Powell is one of his greatest influences. (At the Piano, his 1981 solo recording, includes a dead-on impersonation in the tune “Bud-Like.”) Greater still, however, is Tommy Flanagan, the graceful and gregarious hard-bopper who died in 2001. “The touch that Tommy Flanagan had, that was the touch that Kenny had in the very beginning,” says trumpeter Jimmy Owens, a friend for 50 years. Indeed, listening to Barron’s first recording, his brother’s 1961 Savoy date The Tenor Stylings of Bill Barron, one can hear the pianist applying Flanagan’s trademark descending phrases and dissonant chord voicings.
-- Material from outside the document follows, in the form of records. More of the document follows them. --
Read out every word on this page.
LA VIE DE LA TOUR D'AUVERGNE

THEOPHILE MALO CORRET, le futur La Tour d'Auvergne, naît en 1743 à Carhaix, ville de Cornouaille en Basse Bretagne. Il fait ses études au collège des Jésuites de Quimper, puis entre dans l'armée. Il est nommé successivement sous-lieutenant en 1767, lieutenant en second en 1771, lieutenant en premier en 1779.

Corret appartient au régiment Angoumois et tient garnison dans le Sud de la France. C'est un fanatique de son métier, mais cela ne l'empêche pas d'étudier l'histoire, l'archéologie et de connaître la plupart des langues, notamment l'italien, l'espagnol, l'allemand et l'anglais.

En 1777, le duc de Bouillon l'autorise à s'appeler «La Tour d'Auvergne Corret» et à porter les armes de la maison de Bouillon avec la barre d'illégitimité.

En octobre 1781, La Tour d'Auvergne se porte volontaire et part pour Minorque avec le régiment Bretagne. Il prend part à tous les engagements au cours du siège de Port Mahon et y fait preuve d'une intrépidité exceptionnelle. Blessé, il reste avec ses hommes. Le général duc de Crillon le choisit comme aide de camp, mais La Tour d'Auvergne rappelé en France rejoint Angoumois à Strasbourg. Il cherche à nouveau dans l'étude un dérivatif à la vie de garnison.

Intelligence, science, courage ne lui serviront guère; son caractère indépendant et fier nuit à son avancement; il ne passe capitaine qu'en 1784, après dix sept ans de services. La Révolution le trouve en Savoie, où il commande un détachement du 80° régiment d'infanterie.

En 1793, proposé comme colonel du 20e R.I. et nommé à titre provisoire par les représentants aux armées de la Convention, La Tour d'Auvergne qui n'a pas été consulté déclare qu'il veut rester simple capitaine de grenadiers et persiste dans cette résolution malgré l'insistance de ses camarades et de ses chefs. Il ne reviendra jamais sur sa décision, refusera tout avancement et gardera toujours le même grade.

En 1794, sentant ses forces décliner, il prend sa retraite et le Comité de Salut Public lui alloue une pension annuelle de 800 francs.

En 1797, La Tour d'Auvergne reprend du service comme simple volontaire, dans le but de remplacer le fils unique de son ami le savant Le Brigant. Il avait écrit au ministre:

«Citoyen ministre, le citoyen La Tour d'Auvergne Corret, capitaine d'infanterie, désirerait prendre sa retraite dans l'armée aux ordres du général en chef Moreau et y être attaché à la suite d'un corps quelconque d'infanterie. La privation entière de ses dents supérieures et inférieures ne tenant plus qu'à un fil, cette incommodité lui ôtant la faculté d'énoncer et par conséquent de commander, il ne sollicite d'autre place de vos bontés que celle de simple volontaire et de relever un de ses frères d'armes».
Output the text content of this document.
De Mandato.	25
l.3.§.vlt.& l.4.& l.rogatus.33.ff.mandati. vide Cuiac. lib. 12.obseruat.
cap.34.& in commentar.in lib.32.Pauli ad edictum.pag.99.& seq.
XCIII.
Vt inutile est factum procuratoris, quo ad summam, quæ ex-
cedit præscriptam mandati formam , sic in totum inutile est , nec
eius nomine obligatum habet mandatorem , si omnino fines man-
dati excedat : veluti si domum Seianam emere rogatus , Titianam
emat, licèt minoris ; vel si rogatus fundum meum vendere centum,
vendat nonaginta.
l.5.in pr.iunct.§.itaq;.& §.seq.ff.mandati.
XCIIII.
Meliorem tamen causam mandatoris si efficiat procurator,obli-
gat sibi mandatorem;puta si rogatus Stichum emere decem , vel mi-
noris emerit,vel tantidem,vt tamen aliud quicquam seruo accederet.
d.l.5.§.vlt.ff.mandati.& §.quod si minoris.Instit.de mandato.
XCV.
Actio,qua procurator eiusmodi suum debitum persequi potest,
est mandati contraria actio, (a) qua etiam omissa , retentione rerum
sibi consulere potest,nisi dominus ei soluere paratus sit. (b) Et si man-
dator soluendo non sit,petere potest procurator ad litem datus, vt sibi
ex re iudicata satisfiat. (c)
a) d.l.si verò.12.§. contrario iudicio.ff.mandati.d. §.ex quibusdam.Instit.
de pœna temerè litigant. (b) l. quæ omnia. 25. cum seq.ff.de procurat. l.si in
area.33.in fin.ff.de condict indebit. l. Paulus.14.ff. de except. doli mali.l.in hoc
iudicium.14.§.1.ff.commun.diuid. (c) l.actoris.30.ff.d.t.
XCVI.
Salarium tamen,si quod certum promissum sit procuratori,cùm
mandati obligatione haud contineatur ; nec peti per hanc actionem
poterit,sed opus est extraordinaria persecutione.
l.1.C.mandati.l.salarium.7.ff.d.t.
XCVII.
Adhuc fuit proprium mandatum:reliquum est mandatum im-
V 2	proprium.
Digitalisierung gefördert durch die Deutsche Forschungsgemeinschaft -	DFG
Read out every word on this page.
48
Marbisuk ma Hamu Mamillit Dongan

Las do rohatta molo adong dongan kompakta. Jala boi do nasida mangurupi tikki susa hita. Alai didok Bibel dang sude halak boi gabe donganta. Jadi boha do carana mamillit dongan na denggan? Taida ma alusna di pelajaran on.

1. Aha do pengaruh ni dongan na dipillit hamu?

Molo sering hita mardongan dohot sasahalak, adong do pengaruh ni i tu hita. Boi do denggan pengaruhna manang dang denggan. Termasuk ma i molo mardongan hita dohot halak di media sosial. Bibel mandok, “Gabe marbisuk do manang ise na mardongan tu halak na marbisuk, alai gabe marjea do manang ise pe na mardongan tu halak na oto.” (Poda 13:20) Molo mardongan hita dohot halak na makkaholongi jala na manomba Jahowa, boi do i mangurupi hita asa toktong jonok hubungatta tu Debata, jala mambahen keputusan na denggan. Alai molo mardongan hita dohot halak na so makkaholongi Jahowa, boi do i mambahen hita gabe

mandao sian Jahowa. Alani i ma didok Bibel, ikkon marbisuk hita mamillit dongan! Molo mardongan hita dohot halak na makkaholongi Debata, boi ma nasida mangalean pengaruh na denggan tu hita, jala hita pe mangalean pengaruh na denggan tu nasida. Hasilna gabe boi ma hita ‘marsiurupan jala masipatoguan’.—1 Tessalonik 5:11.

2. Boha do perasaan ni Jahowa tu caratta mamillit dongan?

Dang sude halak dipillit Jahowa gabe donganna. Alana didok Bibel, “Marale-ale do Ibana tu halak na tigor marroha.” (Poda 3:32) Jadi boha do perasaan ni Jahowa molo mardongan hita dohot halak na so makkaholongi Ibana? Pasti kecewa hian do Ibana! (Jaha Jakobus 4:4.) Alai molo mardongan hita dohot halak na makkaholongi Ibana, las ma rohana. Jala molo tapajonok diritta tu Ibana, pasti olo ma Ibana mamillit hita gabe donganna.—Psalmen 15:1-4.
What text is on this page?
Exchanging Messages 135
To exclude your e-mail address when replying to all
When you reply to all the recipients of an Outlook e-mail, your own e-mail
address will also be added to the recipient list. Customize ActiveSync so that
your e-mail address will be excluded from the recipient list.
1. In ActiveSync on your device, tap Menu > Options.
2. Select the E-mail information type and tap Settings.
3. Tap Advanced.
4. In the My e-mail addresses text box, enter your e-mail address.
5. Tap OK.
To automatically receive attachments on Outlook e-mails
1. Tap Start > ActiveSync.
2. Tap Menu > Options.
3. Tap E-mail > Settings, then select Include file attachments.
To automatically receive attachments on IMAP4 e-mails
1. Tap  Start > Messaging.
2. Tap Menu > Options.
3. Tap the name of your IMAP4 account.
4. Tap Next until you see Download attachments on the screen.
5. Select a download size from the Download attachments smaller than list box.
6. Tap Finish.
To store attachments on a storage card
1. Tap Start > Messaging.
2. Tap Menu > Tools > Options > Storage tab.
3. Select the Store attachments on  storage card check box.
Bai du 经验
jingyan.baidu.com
But three years later, Gillespie’s Something Old, Something New found him experimenting with arpeggios and thematic abstractions like those of Thelonious Monk. (The latter evolved into one of Barron’s own hallmarks.) He kept developing. By the time of his own first album, 1973’s Sunset to Dawn, Barron’s style had matured. “Trying to find my way!” Barron laughs, characterizing his early days. And how long did it take to find it? “I’m still looking for it!” he exclaims. “I’m serious! I’m closer—and I’m what, now, 71—but I’m still trying to find it. Someone once said music is a journey, and it’s a never-ending journey. And you don’t ever want to arrive. If you arrive, it’s over.”